2011: Kategorie Einzelperson: Ingeburg Carius - 37 Jahre Leiterin des Singkreises "Sing mit“; Serdar Ertürk - 29 Jahre ehrenamtlich engagiert, Gründungsmitglied „Helfende Hand e.V.“, Anti-Aggressions-Projekte für Jugendliche und Erwachsene, Väter- und Männer-Seminare; Brigitte Richter - 27 Jahre beim AWO Ortsverein tätig, Engagement in der Seniorenarbeit, Integration von Menschen mit Migrationshintergrund und von Menschen mit einer Behinderung.; Kategorie Vereine: "Arbeitskreis Leben e.V. Hilfe in Lebenskrisen und bei Selbsttötungsgefahr"
 
2009: Pfarrer Paul Schobel wurde für den Aufbau, die Leitung und langjährige Förderung der Betriebsseelsorge Böblingen sowie für die Gründung des Arbeiterzentrums der Stadt Böblingen geehrt.
 
2007 für das langjährige Engagement im Bürgercafé Emil: die Gründungsmitglieder des Café Emil Brigitte Clemen, Helga Dudenhausen, Kristina von Ehrenkrook-Grabsch, Inge Glanzmann, Werner Kramme, Andrea Opalla, Verena Stierle, Ottmar Wahler.
 
2005 im europäischen Jahr der Demokratieerziehung für besondere Verdienste im Bereich der Integration: Jutta Jakobi (Betreuung einer kurdischen Familie), Tahsin Mengüllüoglu (Vorsitzender des KSC), Elfi Juppen, Ursula Stürner, Ingrid Vogt, Heidi Schüppen, Sigrid Setaro und Renate Pfizenmaier (Hausaufgabenbetreuung an Böblinger Schulen), Ayse Gözlükaya (Vorsitzende des Türkischen Elternvereins).
 
2003 im europäischen Jahr der Menschen mit Behinderungen: Harry Jung (AMSEL Kontaktgruppe), Helga Kramme und Werner Kramme (Rollstuhlinitiative), Gisela Klose, Rudi Klose, Elsbeth Wagner (Freizeitclub für Behinderte und Nichtbehinderte), die Alzheimer Betreuungsgruppe Böblingen (Brigitte Scholz und zehn weitere Personen), Caritas Kreis im Pfarramt St.
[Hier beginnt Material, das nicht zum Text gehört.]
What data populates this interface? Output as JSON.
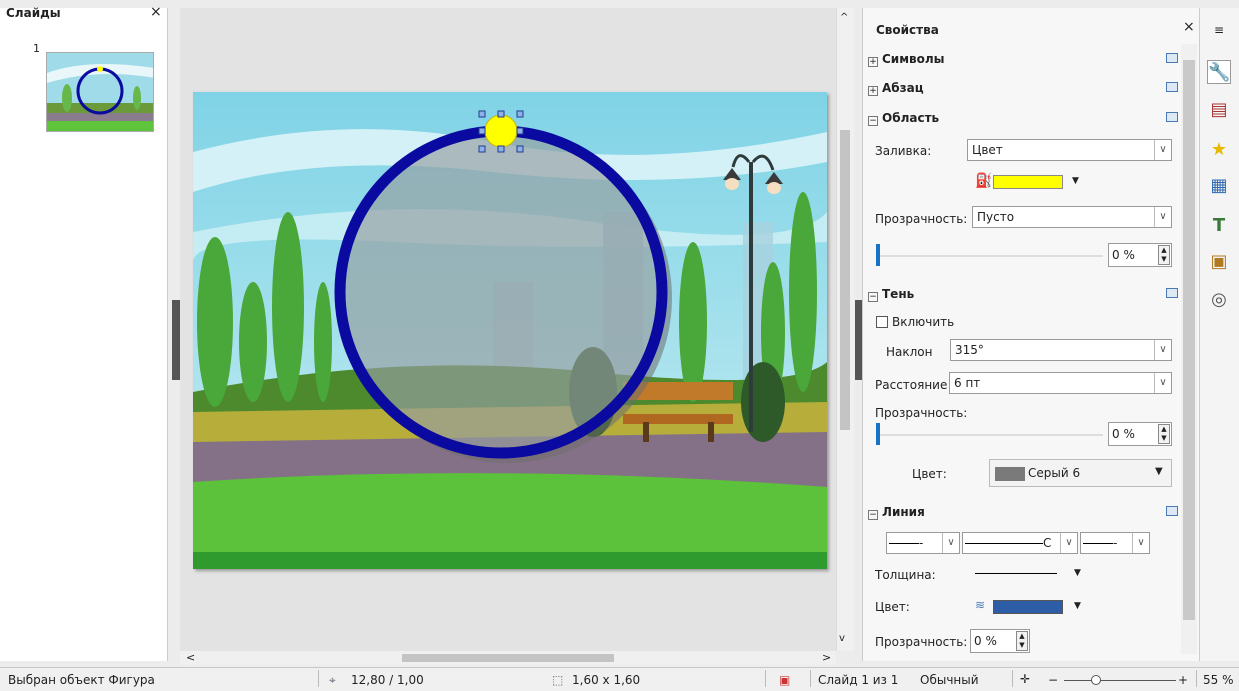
{
  "slides_panel": {
    "title": "Слайды",
    "close": "×",
    "slide_number": "1"
  },
  "properties": {
    "title": "Свойства",
    "close": "×",
    "sections": {
      "symbols": "Символы",
      "paragraph": "Абзац",
      "area": "Область",
      "shadow": "Тень",
      "line": "Линия"
    },
    "area": {
      "fill_label": "Заливка:",
      "fill_value": "Цвет",
      "fill_color": "#ffff00",
      "transparency_label": "Прозрачность:",
      "transparency_value": "Пусто",
      "transparency_percent": "0 %"
    },
    "shadow": {
      "enable_label": "Включить",
      "enabled": false,
      "angle_label": "Наклон",
      "angle_value": "315°",
      "distance_label": "Расстояние",
      "distance_value": "6 пт",
      "transparency_label": "Прозрачность:",
      "transparency_percent": "0 %",
      "color_label": "Цвет:",
      "color_value": "Серый 6",
      "color_swatch": "#7a7a7a"
    },
    "line": {
      "start_arrow": "- ",
      "style": "С",
      "end_arrow": "- ",
      "width_label": "Толщина:",
      "color_label": "Цвет:",
      "color_swatch": "#2e5da8",
      "transparency_label": "Прозрачность:",
      "transparency_value": "0 %"
    }
  },
  "status": {
    "selection": "Выбран объект Фигура",
    "position": "12,80 / 1,00",
    "size": "1,60 x 1,60",
    "slide": "Слайд 1 из 1",
    "layout": "Обычный",
    "zoom": "55 %"
  },
  "colors": {
    "circle_stroke": "#0a0aa0",
    "handle_fill": "#ffff00",
    "sky": "#8fd6e6"
  }
}
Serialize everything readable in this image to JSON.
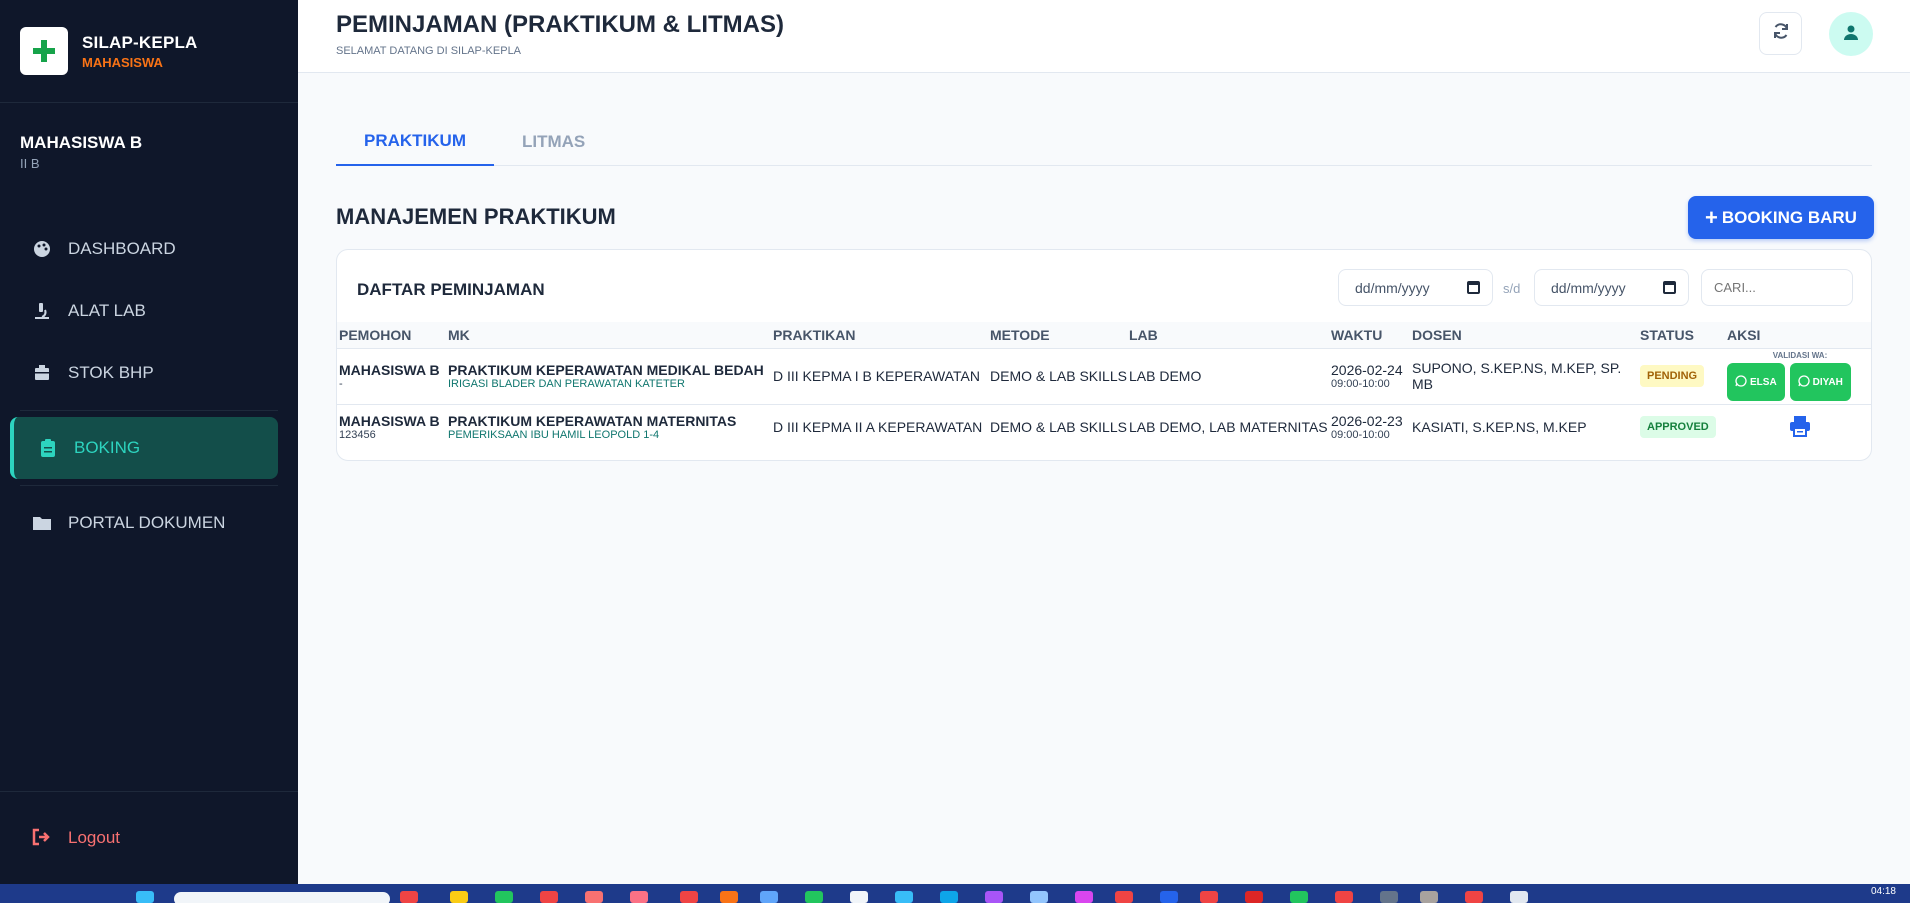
{
  "brand": {
    "title": "SILAP-KEPLA",
    "role": "MAHASISWA"
  },
  "user": {
    "name": "MAHASISWA B",
    "class": "II B"
  },
  "nav": [
    {
      "label": "DASHBOARD",
      "icon": "palette-icon"
    },
    {
      "label": "ALAT LAB",
      "icon": "microscope-icon"
    },
    {
      "label": "STOK BHP",
      "icon": "box-icon"
    },
    {
      "label": "BOKING",
      "icon": "clipboard-icon",
      "active": true
    },
    {
      "label": "PORTAL DOKUMEN",
      "icon": "folder-icon"
    }
  ],
  "logout": "Logout",
  "header": {
    "title": "PEMINJAMAN (PRAKTIKUM & LITMAS)",
    "subtitle": "SELAMAT DATANG DI SILAP-KEPLA"
  },
  "tabs": [
    "PRAKTIKUM",
    "LITMAS"
  ],
  "section_title": "MANAJEMEN PRAKTIKUM",
  "new_button": "BOOKING BARU",
  "list": {
    "title": "DAFTAR PEMINJAMAN",
    "date_from_placeholder": "dd/mm/yyyy",
    "date_to_placeholder": "dd/mm/yyyy",
    "range_sep": "s/d",
    "search_placeholder": "CARI...",
    "columns": [
      "PEMOHON",
      "MK",
      "PRAKTIKAN",
      "METODE",
      "LAB",
      "WAKTU",
      "DOSEN",
      "STATUS",
      "AKSI"
    ],
    "validasi_label": "VALIDASI WA:",
    "rows": [
      {
        "pemohon": "MAHASISWA B",
        "pemohon_sub": "-",
        "mk": "PRAKTIKUM KEPERAWATAN MEDIKAL BEDAH",
        "mk_sub": "IRIGASI BLADER DAN PERAWATAN KATETER",
        "praktikan": "D III KEPMA I B KEPERAWATAN",
        "metode": "DEMO & LAB SKILLS",
        "lab": "LAB DEMO",
        "tanggal": "2026-02-24",
        "jam": "09:00-10:00",
        "dosen": "SUPONO, S.KEP.NS, M.KEP, SP. MB",
        "status": "PENDING",
        "wa_buttons": [
          "ELSA",
          "DIYAH"
        ]
      },
      {
        "pemohon": "MAHASISWA B",
        "pemohon_sub": "123456",
        "mk": "PRAKTIKUM KEPERAWATAN MATERNITAS",
        "mk_sub": "PEMERIKSAAN IBU HAMIL LEOPOLD 1-4",
        "praktikan": "D III KEPMA II A KEPERAWATAN",
        "metode": "DEMO & LAB SKILLS",
        "lab": "LAB DEMO, LAB MATERNITAS",
        "tanggal": "2026-02-23",
        "jam": "09:00-10:00",
        "dosen": "KASIATI, S.KEP.NS, M.KEP",
        "status": "APPROVED",
        "action_icon": "printer-icon"
      }
    ]
  },
  "taskbar": {
    "clock": "04:18"
  }
}
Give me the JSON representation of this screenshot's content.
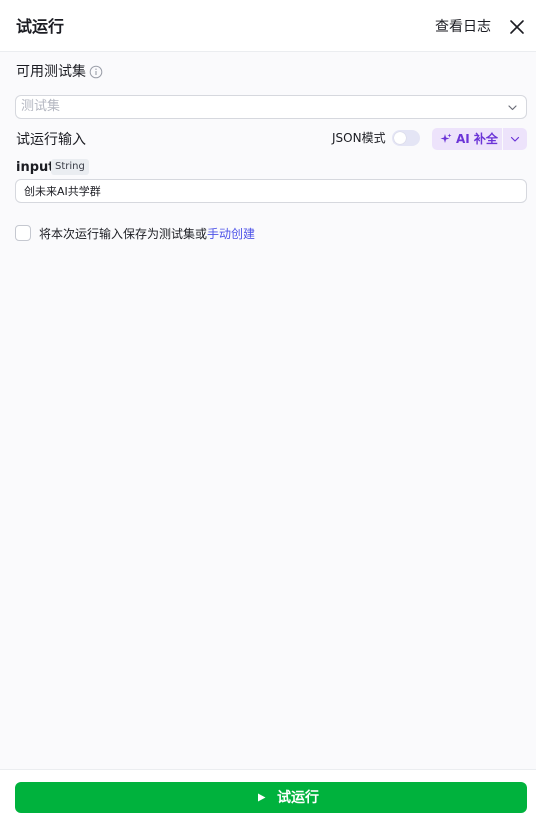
{
  "header": {
    "title": "试运行",
    "view_logs_label": "查看日志",
    "close_icon": "close-icon"
  },
  "test_set": {
    "label": "可用测试集",
    "info_icon": "info-icon",
    "placeholder": "测试集",
    "chevron_icon": "chevron-down-icon"
  },
  "run_input": {
    "label": "试运行输入",
    "json_mode_label": "JSON模式",
    "json_mode_on": false,
    "ai_complete_label": "AI 补全",
    "ai_icon": "sparkle-icon",
    "ai_dropdown_icon": "chevron-down-icon",
    "params": [
      {
        "name": "input",
        "type": "String",
        "value": "创未来AI共学群"
      }
    ]
  },
  "save_option": {
    "checked": false,
    "text": "将本次运行输入保存为测试集或",
    "link_text": "手动创建"
  },
  "footer": {
    "run_label": "试运行",
    "run_icon": "play-icon"
  },
  "colors": {
    "primary_green": "#00b23d",
    "link_blue": "#4d53e8",
    "ai_purple": "#6b34d7",
    "ai_bg": "#ede3fb"
  }
}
Maria zur Begleitung von Behinderten und ihren Angehörigen (Adelheid Braig und fünf weitere Personen), das Team Wohnberatung für behinderte Menschen (Erich Binder und sechs Personen).
 
2001: 132 ehrenamtliche Mitarbeiter/-innen von Besuchsdiensten der Kirchen, von Wohlfahrtsverbänden und aus Alten- und Pflegeheimen.